Impressionaram-me positivamente no filme as boas representações de Brad Pitt e Cate Blanchet, mas devo confessar que considero excelentes as representações de Adriana Barraza, no papel de empregada doméstica mexicana, da jovem japonesa e dos jovens irmãos marroquinos, particularmente do mais novo, cujos nomes gostaria de poder mencionar aqui.
O mesmo e o diferente unem o jovem marroquino, que descobre a sua sexualidade. e a jovem japonesa, que vive dolorosamente a sua solidão emocional, agravada pelo preconceito de que é vítima por ser surda-muda. Estão presentes na solidariedade viva com que a turista americana é ajudada na aldeia marroquina, onde fica a aguardar a vinda de auxílio americano. Estão também presentes na forma como as crianças americanas são recebidas na festa de casamento mexicana e no laço de afecto que une a empregada doméstica mexicana às crianças que criou.

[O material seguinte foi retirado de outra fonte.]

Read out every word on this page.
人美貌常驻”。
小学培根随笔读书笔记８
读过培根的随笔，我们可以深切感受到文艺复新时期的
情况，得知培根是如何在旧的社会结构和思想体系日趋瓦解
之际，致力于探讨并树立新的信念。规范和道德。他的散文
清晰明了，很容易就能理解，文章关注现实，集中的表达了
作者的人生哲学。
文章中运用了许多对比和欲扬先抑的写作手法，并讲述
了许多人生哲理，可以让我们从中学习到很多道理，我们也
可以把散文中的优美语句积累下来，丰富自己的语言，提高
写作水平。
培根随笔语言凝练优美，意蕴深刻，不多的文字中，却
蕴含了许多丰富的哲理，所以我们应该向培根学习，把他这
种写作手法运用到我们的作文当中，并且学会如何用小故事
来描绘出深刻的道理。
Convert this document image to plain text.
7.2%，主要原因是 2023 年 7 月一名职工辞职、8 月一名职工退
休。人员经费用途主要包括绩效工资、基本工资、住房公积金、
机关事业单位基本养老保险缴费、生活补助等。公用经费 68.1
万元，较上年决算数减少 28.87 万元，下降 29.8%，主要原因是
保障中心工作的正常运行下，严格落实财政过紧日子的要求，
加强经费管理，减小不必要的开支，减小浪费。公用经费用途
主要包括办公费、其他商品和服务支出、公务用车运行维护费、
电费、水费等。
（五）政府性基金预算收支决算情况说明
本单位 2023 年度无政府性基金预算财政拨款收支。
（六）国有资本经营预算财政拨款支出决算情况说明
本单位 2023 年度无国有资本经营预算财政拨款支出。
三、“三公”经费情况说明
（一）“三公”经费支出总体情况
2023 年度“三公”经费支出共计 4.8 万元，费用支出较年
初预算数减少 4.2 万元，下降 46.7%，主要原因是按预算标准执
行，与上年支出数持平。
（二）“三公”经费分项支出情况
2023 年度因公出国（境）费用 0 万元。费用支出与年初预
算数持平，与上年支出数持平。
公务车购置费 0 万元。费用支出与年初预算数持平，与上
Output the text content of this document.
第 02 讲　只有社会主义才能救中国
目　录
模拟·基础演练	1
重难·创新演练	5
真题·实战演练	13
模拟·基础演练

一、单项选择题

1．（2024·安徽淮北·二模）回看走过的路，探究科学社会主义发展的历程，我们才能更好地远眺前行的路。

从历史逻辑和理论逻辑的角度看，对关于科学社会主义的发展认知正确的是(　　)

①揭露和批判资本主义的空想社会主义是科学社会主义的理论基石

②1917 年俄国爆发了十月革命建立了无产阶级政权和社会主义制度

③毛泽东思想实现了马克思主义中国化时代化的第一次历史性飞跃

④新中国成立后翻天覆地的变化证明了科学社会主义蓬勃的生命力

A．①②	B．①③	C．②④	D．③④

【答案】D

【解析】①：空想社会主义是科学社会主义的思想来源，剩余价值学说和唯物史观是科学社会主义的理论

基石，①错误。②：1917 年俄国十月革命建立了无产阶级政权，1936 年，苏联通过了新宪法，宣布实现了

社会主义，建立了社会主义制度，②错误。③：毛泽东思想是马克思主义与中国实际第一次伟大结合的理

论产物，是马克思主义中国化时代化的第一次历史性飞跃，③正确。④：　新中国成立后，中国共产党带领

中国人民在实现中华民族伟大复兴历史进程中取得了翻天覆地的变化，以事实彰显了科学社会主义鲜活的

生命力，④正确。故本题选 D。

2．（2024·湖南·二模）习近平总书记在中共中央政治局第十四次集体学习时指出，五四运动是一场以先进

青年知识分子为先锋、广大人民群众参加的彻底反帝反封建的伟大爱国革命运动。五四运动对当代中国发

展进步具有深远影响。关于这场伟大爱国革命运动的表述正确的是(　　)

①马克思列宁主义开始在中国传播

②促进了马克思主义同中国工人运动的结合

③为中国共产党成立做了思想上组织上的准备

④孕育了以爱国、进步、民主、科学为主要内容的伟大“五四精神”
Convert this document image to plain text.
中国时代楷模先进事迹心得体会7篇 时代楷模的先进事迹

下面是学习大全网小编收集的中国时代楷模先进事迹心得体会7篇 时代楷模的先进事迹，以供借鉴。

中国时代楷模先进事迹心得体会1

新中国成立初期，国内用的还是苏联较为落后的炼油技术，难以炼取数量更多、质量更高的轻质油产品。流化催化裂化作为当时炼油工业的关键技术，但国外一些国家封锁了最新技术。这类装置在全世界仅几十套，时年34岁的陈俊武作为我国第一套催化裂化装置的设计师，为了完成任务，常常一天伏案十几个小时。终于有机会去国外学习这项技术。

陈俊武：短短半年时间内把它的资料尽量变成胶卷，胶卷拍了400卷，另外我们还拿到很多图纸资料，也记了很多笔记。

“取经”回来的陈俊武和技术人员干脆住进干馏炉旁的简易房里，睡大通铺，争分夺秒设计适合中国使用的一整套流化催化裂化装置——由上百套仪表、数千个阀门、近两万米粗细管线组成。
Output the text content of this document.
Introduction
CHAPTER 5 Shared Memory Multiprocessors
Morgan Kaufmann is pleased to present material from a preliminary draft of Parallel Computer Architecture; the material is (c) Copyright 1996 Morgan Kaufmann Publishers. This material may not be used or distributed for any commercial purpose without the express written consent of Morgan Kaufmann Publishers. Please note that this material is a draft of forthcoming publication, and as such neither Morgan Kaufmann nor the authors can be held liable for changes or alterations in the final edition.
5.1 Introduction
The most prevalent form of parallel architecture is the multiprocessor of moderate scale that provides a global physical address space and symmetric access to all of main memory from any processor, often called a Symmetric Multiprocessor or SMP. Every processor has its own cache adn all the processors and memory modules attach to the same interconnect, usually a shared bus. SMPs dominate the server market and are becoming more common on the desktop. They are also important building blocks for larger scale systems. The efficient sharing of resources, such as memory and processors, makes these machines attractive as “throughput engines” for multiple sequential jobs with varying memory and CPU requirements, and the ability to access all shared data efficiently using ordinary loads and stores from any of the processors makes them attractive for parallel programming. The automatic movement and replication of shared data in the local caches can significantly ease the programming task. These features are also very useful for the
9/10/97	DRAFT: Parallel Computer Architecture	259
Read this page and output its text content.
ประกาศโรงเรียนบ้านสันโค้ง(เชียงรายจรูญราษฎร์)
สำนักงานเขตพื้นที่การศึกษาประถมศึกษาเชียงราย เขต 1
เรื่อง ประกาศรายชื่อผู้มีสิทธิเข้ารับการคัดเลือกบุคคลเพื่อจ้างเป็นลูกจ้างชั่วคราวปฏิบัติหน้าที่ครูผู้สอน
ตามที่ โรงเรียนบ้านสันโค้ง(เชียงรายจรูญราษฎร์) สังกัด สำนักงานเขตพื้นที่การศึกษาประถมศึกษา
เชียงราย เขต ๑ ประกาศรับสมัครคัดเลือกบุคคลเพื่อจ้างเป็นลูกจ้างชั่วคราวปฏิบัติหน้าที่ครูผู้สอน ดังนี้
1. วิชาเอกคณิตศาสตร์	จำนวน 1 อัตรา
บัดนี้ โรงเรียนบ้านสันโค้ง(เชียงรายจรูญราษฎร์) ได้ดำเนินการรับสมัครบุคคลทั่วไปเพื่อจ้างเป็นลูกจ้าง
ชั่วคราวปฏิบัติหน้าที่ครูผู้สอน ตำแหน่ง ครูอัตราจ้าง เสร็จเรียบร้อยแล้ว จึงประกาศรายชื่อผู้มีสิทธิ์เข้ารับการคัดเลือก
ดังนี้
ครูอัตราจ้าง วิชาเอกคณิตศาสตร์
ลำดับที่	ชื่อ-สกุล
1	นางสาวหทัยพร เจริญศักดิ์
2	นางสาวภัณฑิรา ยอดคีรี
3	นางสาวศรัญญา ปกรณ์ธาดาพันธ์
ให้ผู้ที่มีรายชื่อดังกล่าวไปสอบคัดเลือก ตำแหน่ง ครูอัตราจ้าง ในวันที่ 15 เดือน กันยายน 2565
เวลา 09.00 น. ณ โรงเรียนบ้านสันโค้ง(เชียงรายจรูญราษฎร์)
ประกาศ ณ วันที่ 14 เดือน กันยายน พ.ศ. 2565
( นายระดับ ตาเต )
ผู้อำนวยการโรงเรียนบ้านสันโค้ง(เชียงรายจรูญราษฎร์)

O filme fala-nos também dos muros e daí o recurso à metáfora de Babel. Os muros da desconfiança e do preconceito político que atrasam o socorro à americana ferida, os muros que existem entre vizinhos, México e Estados Unidos, os que impedem uma mexicana de regressar aos Estados Unidos onde trabalhava há 16 anos, os muros da discriminação e do preconceito que se erguem em torno da jovem japonesa, apesar de bela e rica, porque é surda-muda.
O filme deixa-nos muitas questões em aberto que se prendem com a súbita emergência do trágico na vida de cada um, como a bala que quase mata a turista americana, a forma impensada como dois jovens marroquinos, ao experimentarem uma arma que lhes foi dada para guardar um rebanho dos chacais, irão causar a morte de um deles.
O filme usa uma linguagem sóbria. Uma imagem que vale muitas palavras é a do regresso da empregada ao México depois de muitos anos de trabalho em situação irregular. Tudo o que tem cabe debaixo do braço. É uma das imagens com mais carga política deste filme.
Se há um objectivo politico que podemos fixar depois de ver este filme é lutar para regular a globalização de forma a eliminar os muros evitáveis que separam o género humano e nos impedem de ver que somos todos membros de uma única humanidade.